Even prior to the explosion, the economic impact of Lebanon’s problems was becoming clear in the data, with high-frequency data points underscoring just how parlous the situation had become. The country’s PMI survey, which was already perennially in contractionary sub-50 territory, fell to just 30.9 in April, indicating a sizeable shrinking in the private sector. The global lockdown which grounded flights all around the world, alongside the local closures in Lebanon itself, saw visitor arrivals to Lebanon fall to just 7,721 in April, compared with 770,258 in April the previous year. Hotel occupancy has plummeted as a result, and this will exert a heavy toll on the tourism sector, which accounts for some 18% of GDP according to the World Travel & Tourism Council, and is an important source of FX and employment (19.2%). Container throughput at the Port of Beirut declined 33% y/y in H1, while new cars registered over the period declined by 71%.
Source: Haver Analytics, Emirates NBD Research
Alongside this fall in activity indicators has been the collapse of the Lebanese pound on the parallel market, and the massive spike in inflation which will have severely curtailed household spending power. The pound has lost around 80% of its value to trade at around LBP 7,500/USD (compared with the official rate of LBP 1,507.5/USD), and this brought y/y inflation to 112.4% in June, compared with 89.7% in July.
Most concerning for social stability is the rise in food prices, which increased by 336.2%, up from 246.6% the previous month. The more-than-threefold rise in food prices will likely have been compounded further by the Beirut blast, and inflation will likely push higher over the next several months. According to a Reuters report, the central bank can only afford to subsidise essential imports at the official exchange rate for three more months, which would see prices rise even quicker if a new deal with the IMF or international creditors is not reached. Aside from the erosion of spending power through inflation, the loss of homes and livelihoods caused by the explosion will also dampen private consumption, which usually accounts for over 90% of Lebanon’s GDP. In such a scenario the economic contraction in Lebanon this year is likely to be severe, even as it is offset by a collapse in imports.
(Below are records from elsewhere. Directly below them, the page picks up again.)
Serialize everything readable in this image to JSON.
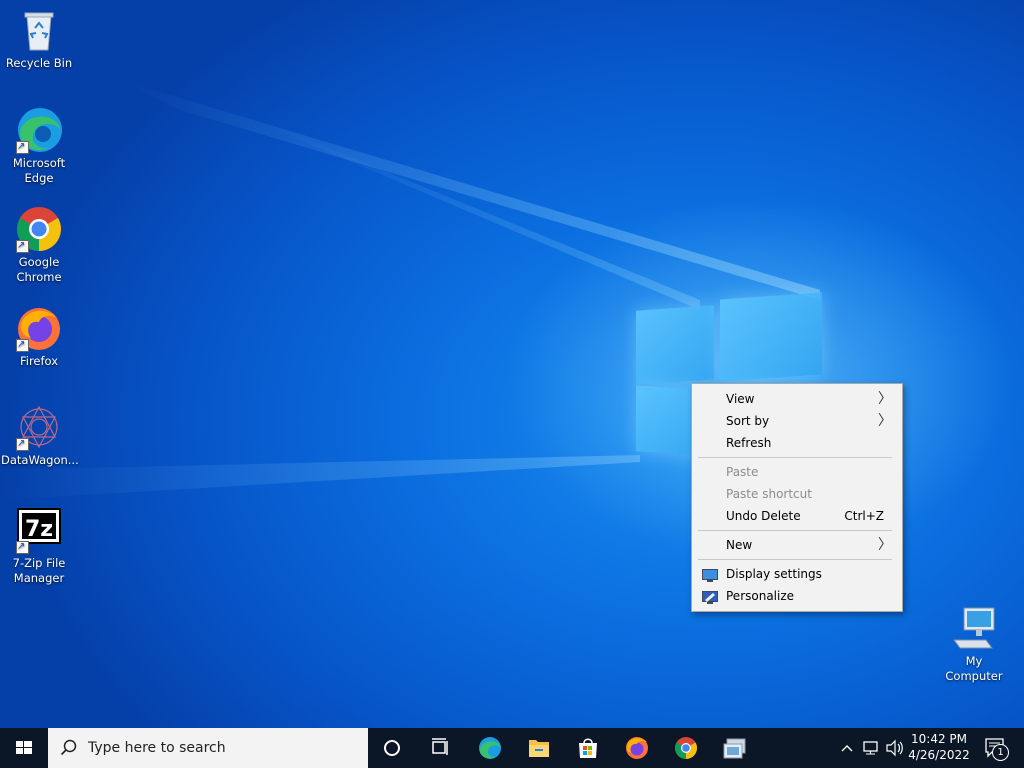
{
  "desktop": {
    "icons": [
      {
        "label": "Recycle Bin",
        "icon": "recycle-bin-icon"
      },
      {
        "label": "Microsoft Edge",
        "icon": "edge-icon"
      },
      {
        "label": "Google Chrome",
        "icon": "chrome-icon"
      },
      {
        "label": "Firefox",
        "icon": "firefox-icon"
      },
      {
        "label": "DataWagon...",
        "icon": "datawagon-icon"
      },
      {
        "label": "7-Zip File Manager",
        "icon": "7zip-icon"
      },
      {
        "label": "My Computer",
        "icon": "computer-icon"
      }
    ]
  },
  "context_menu": {
    "items": [
      {
        "label": "View",
        "submenu": true
      },
      {
        "label": "Sort by",
        "submenu": true
      },
      {
        "label": "Refresh"
      },
      {
        "label": "Paste",
        "disabled": true
      },
      {
        "label": "Paste shortcut",
        "disabled": true
      },
      {
        "label": "Undo Delete",
        "shortcut": "Ctrl+Z"
      },
      {
        "label": "New",
        "submenu": true
      },
      {
        "label": "Display settings",
        "icon": "display-icon"
      },
      {
        "label": "Personalize",
        "icon": "personalize-icon"
      }
    ]
  },
  "taskbar": {
    "search_placeholder": "Type here to search",
    "pinned": [
      "cortana-icon",
      "task-view-icon",
      "edge-icon",
      "file-explorer-icon",
      "store-icon",
      "firefox-icon",
      "chrome-icon",
      "network-app-icon"
    ],
    "clock": {
      "time": "10:42 PM",
      "date": "4/26/2022"
    },
    "notification_count": "1"
  },
  "colors": {
    "accent": "#0b6fe0",
    "taskbar": "#0b1626",
    "menu_bg": "#f2f2f2"
  }
}
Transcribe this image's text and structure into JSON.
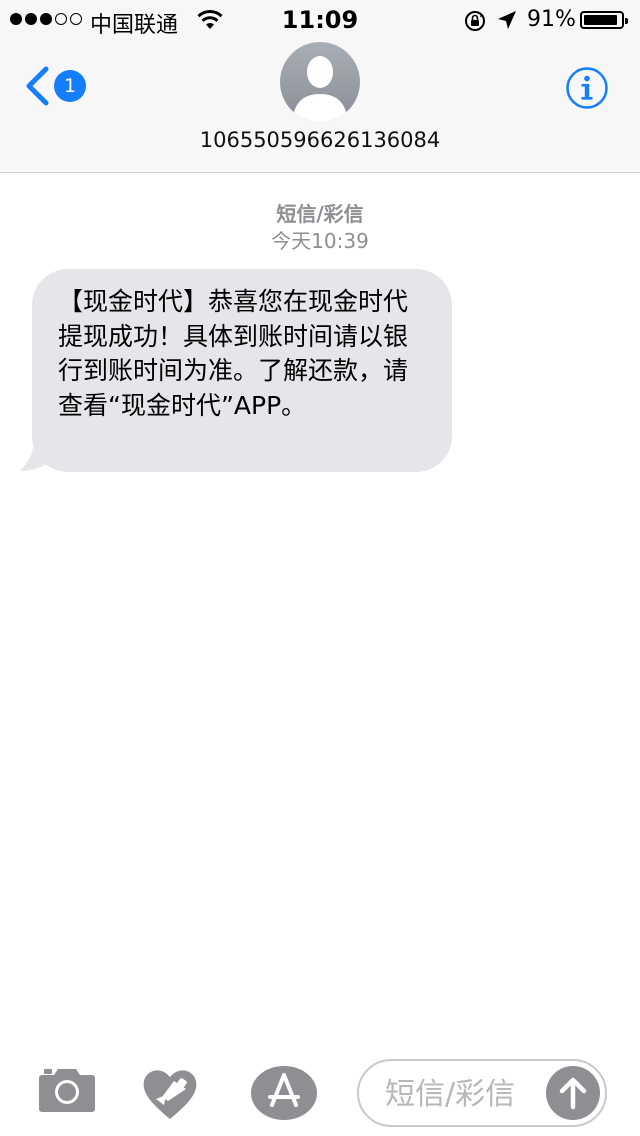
{
  "status_bar": {
    "carrier": "中国联通",
    "time": "11:09",
    "battery_percent": "91%",
    "battery_level": 0.91,
    "signal_bars_filled": 3,
    "signal_bars_total": 5
  },
  "nav": {
    "unread_count": "1",
    "contact_number": "106550596626136084",
    "accent_color": "#147efb"
  },
  "conversation": {
    "message_kind": "短信/彩信",
    "timestamp": "今天10:39",
    "messages": [
      {
        "direction": "incoming",
        "text": "【现金时代】恭喜您在现金时代提现成功！具体到账时间请以银行到账时间为准。了解还款，请查看“现金时代”APP。"
      }
    ]
  },
  "composer": {
    "placeholder": "短信/彩信"
  },
  "icons": [
    "wifi-icon",
    "orientation-lock-icon",
    "location-arrow-icon",
    "back-chevron-icon",
    "info-icon",
    "camera-icon",
    "digital-touch-heart-icon",
    "app-store-icon",
    "send-arrow-icon"
  ]
}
Source: Bloomberg, Emirates NBD Research
The damage wrought by the explosion has made the need for Lebanon’s key players to come to agreement on the reform process, and to secure an IMF deal, even more pressing. The country announced it was formally seeking the Fund’s support in May (see Lebanon seeking IMF support), but since then discussions have floundered as disputes over the size of the hit to be endured by the banking sector came to the fore. Adib has been urged by French President Emmanuel Macron and the IMF to come forward with an agreed proposal as soon as possible, but the horse-trading that usually proceeds the formation of a new government in Lebanon could hold this process up. What seems increasingly likely is that any deal with the IMF will necessitate a recognition that the official exchange rate is no longer tenable, with a devaluation towards the parallel market rate probable.